Note: we used Prometheus service account token for authentication. Replace "amp-iamproxy-ingest-service-account" and "prometheus" with your actual Prometheus service account and namespace.
- Verify targets appear in Prometheus UI
kubectl port-forward svc/prometheus-operated -n prometheus 9090:9090
# paste the following url to a web browser, then search the metrics by a prefix scheduler_
http://localhost:9090/query
Validate the custom scheduler¶
- Step1: Launch the node viewer in a terminal:
eks-node-viewer --resources cpu,memory
- Step 2: Add the custom scheduler to an EMR on EKS job either via a Spark config or via Pod Templates. For exmaple:
sample-job.sh (last line)
aws emr-containers start-job-run \
--virtual-cluster-id $VIRTUAL_CLUSTER_ID \
--name test-custom-scheduler \
--execution-role-arn $EMR_ROLE_ARN \
--release-label emr-7.8.0-latest \
--job-driver '{
"sparkSubmitJobDriver": {
"entryPoint": "local:///usr/lib/spark/examples/jars/spark-examples.jar",
"entryPointArguments": ["1000000"],
"sparkSubmitParameters": "--class org.apache.spark.examples.SparkPi --conf spark.executor.instances=10" }}' \
--configuration-overrides '{
"applicationConfiguration": [
{
"classification": "spark-defaults",
"properties": {
"spark.kubernetes.scheduler.name": "my-scheduler" }}]}'
OR sample-pod-template.yaml (line #3)
kind: Pod
spec:
schedulerName: my-scheduler
volumes:
- name: spark-local-dir-1
emptyDir: {}
containers:
- name: spark-kubernetes-executor
volumeMounts:
- name: spark-local-dir-1
mountPath: /data1
readOnly: false
Step3: Monitor via eks-node-viewer
-Before apply the change in pod template:-
-After the change:-
- Higher resource usage per node at pod scheduling time
- Over 50% of cost reduction since Karpenter was terminating idle EC2 nodes at the same time
Consideration:
- At pod launch, the custom scheduler can optimize resource utilization by fitting as many pods as possible onto a single EC2 node. This approach minimizes pod distribution across multiple nodes, leading to higher resource utilization and improved cost efficiency.
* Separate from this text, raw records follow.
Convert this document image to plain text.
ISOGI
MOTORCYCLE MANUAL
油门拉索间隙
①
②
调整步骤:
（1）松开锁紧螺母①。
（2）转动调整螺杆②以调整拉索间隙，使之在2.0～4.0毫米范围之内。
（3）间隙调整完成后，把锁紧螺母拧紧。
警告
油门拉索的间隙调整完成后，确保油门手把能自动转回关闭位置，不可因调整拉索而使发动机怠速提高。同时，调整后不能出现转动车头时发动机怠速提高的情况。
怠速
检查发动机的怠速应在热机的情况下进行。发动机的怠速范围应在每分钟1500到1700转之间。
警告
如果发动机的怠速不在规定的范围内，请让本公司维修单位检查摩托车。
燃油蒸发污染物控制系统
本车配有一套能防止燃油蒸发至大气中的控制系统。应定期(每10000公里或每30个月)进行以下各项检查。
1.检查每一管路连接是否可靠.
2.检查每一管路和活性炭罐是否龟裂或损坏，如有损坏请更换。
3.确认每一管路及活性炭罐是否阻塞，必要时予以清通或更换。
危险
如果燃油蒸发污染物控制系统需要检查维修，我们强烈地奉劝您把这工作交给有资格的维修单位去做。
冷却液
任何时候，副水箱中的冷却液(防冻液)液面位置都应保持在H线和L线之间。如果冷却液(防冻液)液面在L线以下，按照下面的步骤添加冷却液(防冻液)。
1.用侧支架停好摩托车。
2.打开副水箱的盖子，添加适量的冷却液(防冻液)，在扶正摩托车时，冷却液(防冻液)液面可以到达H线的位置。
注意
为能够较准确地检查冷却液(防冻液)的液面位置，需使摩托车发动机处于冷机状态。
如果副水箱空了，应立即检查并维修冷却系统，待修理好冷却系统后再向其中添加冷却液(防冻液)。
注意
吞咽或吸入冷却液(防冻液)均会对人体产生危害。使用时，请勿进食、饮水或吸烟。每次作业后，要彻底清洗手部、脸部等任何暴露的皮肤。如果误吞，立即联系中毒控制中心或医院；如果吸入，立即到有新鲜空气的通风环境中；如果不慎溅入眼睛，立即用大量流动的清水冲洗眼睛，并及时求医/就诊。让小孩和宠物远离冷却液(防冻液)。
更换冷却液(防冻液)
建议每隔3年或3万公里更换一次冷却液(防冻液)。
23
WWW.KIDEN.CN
- Dynamic Resource Allocation (DRA) requires shuffle tracking to be enabled because Spark on Kubernetes does not yet support an external shuffle service. Consequently, we have observed that idle EC2 nodes sometimes fail to scale down due to the shuffle data tracking requirement. Using a Binpack scheduler can help reduce the likelihood of long-running idle nodes with leftover shuffle data, resulting a better DRA outcome.
- Karpenter’s consolidation policy remains essential for reducing underutilized or empty nodes. This is particularly beneficial for long-running jobs where pods are scattered across underutilized EC2 nodes.
- After implementing a custom scheduler for binpacking, it's recommended to adjust the consolidation frequency to be less aggressive.